As of 12pm London time on Friday, US equities rose 0.8% over the week, whilst US technology stocks fell 0.5%. European equities fell 0.3%, with the latest quarterly GDP data showing economic contraction of 1.8% for the first quarter, as Covid induced lockdowns have led to falling household consumption once more. However, this was better than forecast and the Eurozone has increasingly stepped up their vaccination programme, with Germany vaccinating over 1 million people in one day last week, raising hopes that the month of May will see easing of restrictions. UK stocks rose 0.2%, although data due to be released next month is also likely to report economic contraction in the first quarter. Japanese equities lost 0.9% and the Australian market fell 0.5%. Whilst the emerging markets rose 0.9%, including India, which was up 1.9%. This was despite the appalling headlines regarding the escalating Covid crisis in India, as investors stayed focused on the rollout of India’s vaccination programme on the over fifty age group.

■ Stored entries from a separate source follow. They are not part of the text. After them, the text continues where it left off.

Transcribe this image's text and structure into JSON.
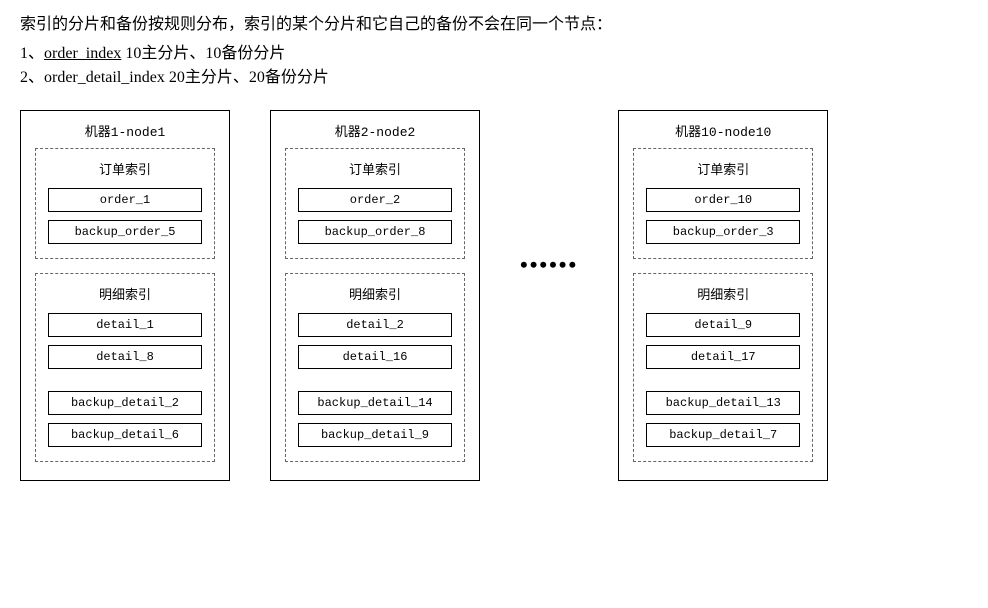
{
  "header": {
    "mainText": "索引的分片和备份按规则分布，索引的某个分片和它自己的备份不会在同一个节点：",
    "line1_prefix": "1、",
    "line1_underline": "order_index",
    "line1_suffix": "  10主分片、10备份分片",
    "line2": "2、order_detail_index  20主分片、20备份分片"
  },
  "ellipsis": "••••••",
  "nodes": [
    {
      "title": "机器1-node1",
      "orderIndex": {
        "title": "订单索引",
        "shards": [
          "order_1",
          "backup_order_5"
        ]
      },
      "detailIndex": {
        "title": "明细索引",
        "shardsTop": [
          "detail_1",
          "detail_8"
        ],
        "shardsBottom": [
          "backup_detail_2",
          "backup_detail_6"
        ]
      }
    },
    {
      "title": "机器2-node2",
      "orderIndex": {
        "title": "订单索引",
        "shards": [
          "order_2",
          "backup_order_8"
        ]
      },
      "detailIndex": {
        "title": "明细索引",
        "shardsTop": [
          "detail_2",
          "detail_16"
        ],
        "shardsBottom": [
          "backup_detail_14",
          "backup_detail_9"
        ]
      }
    },
    {
      "title": "机器10-node10",
      "orderIndex": {
        "title": "订单索引",
        "shards": [
          "order_10",
          "backup_order_3"
        ]
      },
      "detailIndex": {
        "title": "明细索引",
        "shardsTop": [
          "detail_9",
          "detail_17"
        ],
        "shardsBottom": [
          "backup_detail_13",
          "backup_detail_7"
        ]
      }
    }
  ]
}
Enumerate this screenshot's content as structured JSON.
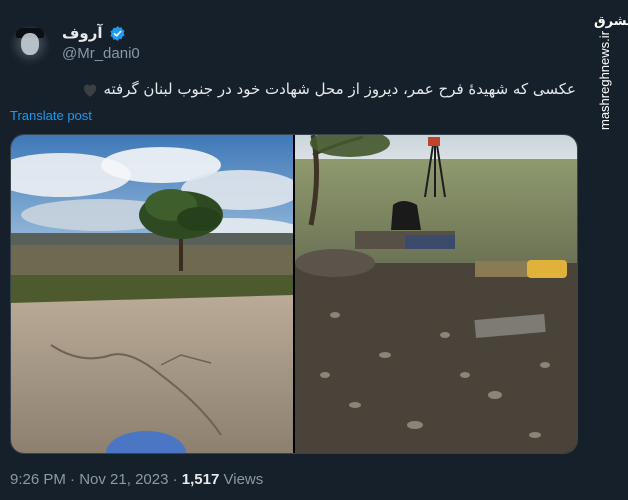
{
  "author": {
    "name": "آروف",
    "handle": "@Mr_dani0"
  },
  "post": {
    "text": "عکسی که شهیدهٔ فرح عمر، دیروز از محل شهادت خود در جنوب لبنان گرفته",
    "translate_label": "Translate post",
    "time": "9:26 PM",
    "date": "Nov 21, 2023",
    "views_count": "1,517",
    "views_label": "Views",
    "separator": "·"
  },
  "more_label": "···",
  "watermark": {
    "logo": "مشرق",
    "site": "mashreghnews.ir"
  },
  "colors": {
    "background": "#15202b",
    "link": "#1d9bf0",
    "verified": "#1d9bf0",
    "muted": "#8b98a5"
  }
}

10-year US Treasuries by Friday were trading with yields back down at 1.64%, nonetheless, a material increase over the week. Similarly, German bunds were trading higher at -0.21% and UK gilts 0.83%.
Issues under discussion
Markets are keenly awaiting the release of the latest inflation data next month, which is expected to show a jump in US inflation to above target levels of 2% on average, with the PCE (Personal Consumption Expenditures) Index to be around 2.5%, versus 1.6% when last published. This much has been fully anticipated by the Fed, but what happens thereafter will be much more significant. The Fed expects this to tail off relatively quickly, and inflation not to be an issue by the year end, although it may remain elevated for several months. If, however, inflation remains persistent, then the market is increasingly likely to second guess monetary policy tapering earlier than what is being guided.
The potential for increased volatility in markets in the coming months is therefore much higher, especially as macro data is often lumpy. We would likely consider any significant selloff in equity markets to be a buying opportunity, all else being equal.